Tuesday, April 20, 2010

The Dreaded Test

This week we are doing the state mandated, Stanford Standardized testing. I am not a huge fan of anything "standardized", since I encourage my children to be individualized in the ways God has wired them to be. But I understand what these tests are geared to do. I understand because I am an adult, and have gone through the high school entrance exams and the college entrance exams and the SATs. They are peptic ulcer inducing tests. As young adults we sometimes see these exams as a means to measure our worth and our potential. How awful when that thinking is allowed to perpetuate the minds of our young children!

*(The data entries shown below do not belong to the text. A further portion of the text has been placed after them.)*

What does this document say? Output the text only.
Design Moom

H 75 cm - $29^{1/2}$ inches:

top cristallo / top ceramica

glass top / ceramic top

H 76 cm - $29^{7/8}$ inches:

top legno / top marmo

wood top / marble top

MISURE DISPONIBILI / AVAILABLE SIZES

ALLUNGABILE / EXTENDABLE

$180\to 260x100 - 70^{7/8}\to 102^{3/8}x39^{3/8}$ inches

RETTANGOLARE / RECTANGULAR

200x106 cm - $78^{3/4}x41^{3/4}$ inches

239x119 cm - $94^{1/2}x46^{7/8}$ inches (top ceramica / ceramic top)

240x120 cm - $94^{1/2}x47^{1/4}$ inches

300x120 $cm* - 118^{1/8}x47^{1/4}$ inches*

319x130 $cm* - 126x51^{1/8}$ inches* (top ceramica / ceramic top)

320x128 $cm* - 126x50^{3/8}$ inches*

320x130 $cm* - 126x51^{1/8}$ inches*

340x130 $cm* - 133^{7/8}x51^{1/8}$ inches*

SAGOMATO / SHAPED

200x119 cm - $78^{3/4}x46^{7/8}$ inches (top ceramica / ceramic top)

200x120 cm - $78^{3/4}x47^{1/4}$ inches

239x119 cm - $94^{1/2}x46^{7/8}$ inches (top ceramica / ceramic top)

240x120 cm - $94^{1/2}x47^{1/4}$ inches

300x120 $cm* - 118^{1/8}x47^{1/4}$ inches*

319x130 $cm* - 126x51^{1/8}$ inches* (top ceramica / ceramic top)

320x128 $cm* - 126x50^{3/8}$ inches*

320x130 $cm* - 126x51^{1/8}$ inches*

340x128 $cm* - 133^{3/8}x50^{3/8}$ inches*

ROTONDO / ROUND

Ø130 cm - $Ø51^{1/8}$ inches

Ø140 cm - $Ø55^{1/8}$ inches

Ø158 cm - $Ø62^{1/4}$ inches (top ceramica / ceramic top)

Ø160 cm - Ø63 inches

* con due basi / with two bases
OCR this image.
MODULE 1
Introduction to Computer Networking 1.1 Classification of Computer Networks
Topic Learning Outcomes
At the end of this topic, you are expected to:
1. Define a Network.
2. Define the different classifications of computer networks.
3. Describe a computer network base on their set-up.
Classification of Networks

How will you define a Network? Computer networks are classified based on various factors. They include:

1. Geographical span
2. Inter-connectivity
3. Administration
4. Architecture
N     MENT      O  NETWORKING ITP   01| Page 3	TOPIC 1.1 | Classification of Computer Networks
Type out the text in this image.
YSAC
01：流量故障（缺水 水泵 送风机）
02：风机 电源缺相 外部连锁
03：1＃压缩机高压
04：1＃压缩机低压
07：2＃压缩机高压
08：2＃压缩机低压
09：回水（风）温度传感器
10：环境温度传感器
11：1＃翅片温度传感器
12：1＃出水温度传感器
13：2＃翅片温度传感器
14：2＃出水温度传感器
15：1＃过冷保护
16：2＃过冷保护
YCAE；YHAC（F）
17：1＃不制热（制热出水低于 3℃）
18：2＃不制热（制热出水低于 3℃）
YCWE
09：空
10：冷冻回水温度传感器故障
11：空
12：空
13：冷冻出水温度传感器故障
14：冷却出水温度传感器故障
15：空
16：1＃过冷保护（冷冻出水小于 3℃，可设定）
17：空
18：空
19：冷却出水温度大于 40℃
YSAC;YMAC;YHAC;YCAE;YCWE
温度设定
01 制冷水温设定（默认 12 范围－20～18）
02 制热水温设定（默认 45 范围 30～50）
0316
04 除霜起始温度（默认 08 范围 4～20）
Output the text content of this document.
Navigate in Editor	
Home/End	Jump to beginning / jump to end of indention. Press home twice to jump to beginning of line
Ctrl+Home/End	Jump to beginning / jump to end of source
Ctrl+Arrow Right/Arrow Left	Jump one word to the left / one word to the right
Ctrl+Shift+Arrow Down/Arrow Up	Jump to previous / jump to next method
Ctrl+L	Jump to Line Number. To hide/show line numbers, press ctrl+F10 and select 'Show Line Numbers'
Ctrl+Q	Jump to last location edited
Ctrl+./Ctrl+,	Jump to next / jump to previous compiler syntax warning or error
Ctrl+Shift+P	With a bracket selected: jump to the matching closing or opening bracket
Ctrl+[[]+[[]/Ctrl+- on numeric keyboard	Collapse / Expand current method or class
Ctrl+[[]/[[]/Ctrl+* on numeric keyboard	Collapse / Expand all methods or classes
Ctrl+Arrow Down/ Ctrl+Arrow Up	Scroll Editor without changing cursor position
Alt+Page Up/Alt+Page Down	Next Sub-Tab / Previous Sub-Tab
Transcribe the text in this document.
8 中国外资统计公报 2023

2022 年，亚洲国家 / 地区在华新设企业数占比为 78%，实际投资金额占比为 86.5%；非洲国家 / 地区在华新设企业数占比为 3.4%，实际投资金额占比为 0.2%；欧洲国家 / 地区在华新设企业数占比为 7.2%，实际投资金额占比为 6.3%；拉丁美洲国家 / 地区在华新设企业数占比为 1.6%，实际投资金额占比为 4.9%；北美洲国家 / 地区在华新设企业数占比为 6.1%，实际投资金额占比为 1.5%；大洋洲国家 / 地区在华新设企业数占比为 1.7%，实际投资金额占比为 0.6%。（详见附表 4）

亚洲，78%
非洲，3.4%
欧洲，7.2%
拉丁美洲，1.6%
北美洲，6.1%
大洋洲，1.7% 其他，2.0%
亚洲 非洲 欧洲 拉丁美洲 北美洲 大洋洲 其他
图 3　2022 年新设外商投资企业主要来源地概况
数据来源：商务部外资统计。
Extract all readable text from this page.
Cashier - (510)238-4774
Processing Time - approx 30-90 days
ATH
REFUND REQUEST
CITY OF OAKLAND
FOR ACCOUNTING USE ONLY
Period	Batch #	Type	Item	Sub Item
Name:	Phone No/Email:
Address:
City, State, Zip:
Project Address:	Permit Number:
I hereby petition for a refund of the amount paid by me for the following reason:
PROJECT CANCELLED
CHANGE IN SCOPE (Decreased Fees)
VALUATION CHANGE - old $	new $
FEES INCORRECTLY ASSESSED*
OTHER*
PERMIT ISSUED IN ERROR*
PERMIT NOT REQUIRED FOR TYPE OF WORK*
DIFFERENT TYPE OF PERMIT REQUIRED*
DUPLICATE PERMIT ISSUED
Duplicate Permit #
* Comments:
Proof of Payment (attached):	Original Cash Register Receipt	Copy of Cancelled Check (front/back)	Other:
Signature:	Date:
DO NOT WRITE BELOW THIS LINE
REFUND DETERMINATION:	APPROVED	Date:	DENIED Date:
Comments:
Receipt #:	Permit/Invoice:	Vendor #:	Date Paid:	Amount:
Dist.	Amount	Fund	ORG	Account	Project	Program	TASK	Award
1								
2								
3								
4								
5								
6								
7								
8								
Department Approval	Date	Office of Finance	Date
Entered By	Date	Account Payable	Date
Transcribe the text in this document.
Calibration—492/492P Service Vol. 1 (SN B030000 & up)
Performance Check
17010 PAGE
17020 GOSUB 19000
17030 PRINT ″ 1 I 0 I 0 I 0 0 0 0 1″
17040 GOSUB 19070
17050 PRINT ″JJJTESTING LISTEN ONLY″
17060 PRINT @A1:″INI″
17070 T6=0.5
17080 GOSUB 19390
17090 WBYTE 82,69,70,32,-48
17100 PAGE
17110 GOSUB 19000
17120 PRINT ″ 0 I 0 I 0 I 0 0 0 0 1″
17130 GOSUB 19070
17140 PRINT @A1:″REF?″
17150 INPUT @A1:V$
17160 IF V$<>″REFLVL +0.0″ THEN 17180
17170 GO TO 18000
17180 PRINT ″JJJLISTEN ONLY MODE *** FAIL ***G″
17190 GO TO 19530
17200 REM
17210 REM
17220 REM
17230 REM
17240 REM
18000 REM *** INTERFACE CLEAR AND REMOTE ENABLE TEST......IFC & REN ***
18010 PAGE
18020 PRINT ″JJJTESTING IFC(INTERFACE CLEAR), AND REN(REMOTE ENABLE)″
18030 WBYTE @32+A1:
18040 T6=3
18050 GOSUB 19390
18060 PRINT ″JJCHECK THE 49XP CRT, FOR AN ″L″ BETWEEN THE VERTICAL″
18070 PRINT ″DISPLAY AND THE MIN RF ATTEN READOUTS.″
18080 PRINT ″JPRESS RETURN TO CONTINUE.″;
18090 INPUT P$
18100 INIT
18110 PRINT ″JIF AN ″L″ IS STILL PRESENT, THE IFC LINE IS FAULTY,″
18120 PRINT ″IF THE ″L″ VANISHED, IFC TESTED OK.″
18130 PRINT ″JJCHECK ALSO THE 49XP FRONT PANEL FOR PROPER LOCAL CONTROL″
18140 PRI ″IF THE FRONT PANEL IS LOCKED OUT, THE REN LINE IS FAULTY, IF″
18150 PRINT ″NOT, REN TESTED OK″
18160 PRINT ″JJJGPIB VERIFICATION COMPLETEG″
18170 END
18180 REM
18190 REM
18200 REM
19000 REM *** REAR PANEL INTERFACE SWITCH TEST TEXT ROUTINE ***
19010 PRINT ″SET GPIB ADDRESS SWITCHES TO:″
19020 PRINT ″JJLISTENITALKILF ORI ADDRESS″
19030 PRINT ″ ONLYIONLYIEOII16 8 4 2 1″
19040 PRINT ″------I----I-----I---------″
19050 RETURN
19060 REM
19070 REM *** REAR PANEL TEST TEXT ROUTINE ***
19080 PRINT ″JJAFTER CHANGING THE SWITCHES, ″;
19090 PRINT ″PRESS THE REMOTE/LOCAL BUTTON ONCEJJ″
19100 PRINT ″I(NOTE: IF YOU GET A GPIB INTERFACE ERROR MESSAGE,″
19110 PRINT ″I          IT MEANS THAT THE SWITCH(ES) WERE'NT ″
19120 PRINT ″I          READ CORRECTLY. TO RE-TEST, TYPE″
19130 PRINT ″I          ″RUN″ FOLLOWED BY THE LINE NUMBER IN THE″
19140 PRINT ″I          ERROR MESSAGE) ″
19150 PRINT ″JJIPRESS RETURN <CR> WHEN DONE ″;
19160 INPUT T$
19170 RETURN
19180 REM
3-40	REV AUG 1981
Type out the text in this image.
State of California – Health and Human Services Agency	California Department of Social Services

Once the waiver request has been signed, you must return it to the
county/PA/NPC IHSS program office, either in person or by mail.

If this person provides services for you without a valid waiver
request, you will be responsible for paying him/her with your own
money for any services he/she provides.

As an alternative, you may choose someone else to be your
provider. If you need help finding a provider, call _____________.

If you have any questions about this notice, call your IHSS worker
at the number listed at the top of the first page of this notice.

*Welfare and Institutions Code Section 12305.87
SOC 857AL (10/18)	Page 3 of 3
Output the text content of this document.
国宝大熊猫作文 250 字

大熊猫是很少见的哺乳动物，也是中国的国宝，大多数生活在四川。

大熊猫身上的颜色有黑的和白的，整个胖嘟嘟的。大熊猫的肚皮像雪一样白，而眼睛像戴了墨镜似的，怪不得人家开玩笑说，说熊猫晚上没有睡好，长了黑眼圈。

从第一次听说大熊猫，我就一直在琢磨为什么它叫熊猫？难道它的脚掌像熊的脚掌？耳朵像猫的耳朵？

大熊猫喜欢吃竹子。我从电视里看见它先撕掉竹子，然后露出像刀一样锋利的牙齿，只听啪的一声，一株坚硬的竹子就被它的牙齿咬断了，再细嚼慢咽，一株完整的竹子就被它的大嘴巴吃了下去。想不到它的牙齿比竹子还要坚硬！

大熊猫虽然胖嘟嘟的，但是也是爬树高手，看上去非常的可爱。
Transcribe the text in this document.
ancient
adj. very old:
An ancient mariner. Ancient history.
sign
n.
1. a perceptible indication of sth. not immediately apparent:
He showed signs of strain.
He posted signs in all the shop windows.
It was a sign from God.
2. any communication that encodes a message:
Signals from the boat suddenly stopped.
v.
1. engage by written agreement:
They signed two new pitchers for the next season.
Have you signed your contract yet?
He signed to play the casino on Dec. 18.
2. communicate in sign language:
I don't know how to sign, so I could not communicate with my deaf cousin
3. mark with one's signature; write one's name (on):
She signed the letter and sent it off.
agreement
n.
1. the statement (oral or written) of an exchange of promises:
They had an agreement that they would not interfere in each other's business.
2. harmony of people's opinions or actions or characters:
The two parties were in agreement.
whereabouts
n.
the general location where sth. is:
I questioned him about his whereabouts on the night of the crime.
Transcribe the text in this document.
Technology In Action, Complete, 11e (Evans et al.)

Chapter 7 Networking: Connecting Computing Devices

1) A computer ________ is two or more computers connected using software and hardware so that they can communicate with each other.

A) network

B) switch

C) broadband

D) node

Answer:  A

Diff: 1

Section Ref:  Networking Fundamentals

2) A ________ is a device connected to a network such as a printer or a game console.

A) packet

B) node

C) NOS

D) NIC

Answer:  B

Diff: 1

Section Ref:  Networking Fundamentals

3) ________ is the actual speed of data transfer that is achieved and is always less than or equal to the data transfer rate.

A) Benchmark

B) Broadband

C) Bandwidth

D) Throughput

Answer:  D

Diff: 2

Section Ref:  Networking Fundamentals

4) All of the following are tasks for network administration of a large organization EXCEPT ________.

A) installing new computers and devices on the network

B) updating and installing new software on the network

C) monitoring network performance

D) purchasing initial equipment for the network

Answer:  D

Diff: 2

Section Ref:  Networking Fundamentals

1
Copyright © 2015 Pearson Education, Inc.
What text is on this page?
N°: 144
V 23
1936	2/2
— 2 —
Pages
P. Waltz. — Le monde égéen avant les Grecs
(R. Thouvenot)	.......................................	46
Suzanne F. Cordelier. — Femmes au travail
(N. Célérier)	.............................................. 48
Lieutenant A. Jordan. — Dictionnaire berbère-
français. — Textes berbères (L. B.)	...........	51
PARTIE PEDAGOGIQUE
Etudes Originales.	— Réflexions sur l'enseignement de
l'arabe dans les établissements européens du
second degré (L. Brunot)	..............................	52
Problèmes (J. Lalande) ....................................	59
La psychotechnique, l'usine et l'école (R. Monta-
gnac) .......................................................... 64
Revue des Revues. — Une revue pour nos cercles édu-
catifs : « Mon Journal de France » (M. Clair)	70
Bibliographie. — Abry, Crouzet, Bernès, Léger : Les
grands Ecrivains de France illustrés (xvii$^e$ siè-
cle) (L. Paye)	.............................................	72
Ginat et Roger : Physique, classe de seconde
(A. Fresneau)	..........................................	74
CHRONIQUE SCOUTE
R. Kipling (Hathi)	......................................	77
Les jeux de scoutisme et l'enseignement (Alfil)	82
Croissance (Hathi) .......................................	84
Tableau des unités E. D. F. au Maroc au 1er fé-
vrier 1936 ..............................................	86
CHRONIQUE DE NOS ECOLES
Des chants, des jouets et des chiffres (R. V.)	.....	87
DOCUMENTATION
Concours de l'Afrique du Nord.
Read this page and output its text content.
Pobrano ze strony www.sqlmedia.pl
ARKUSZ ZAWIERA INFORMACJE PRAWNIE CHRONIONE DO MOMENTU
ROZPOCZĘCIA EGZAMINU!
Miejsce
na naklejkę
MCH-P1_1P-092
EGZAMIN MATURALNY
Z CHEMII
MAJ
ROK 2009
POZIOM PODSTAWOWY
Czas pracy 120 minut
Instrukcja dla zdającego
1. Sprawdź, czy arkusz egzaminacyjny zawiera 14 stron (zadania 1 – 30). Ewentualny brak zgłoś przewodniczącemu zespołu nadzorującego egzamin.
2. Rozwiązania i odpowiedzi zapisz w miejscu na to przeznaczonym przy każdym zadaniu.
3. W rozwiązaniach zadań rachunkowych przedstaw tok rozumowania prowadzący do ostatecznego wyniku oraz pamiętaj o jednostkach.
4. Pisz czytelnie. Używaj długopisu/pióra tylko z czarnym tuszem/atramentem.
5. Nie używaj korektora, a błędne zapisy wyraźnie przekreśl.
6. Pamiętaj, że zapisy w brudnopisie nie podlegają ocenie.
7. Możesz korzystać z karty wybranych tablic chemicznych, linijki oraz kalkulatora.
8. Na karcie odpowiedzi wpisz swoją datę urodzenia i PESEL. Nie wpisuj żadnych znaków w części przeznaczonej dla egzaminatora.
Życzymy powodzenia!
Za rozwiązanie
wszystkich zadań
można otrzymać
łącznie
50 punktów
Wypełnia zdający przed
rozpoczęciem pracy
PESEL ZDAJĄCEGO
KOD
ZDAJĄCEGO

This morning I was reminding my very perfectionist-driven son, who is in the 6th grade,and very obviously nervous about this test, to just breathe. That this is just a state mandated test and it in no way means anything to us or the course we have set. But, very upsettingly,I found out that a former teacher, somewhere along the way in his public school education, had told him that these standardized tests were what they used to decide whether or not the kids would be promoted to the next grade level! Holy moley! No wonder the kid was nervous!

To think that some person, who was thought to be a trusted educational advocate of my child, had decided to lie to my son...and to make that lie something that gave him unnecessary anxiety, at such a young age, just makes me furious! When I explained to him that this test in no way was the litmus test he thought it was, he physically calmed down. His shoulders, which were up around his ears, relaxed to their normal anatomical position. He was able to breathe! May I add, he will probably do fantastically well on this test NOW, since the anxiety is gone!

As adults we must be mindful of what we tell our kids.As parents we need to know that there are others who we entrust our little treasures to, daily, who may not take that job as seriously as we would hope they would. We mustn't use anything, even IF it would end up being for our perceived advantage, to kill their spirit. Ever.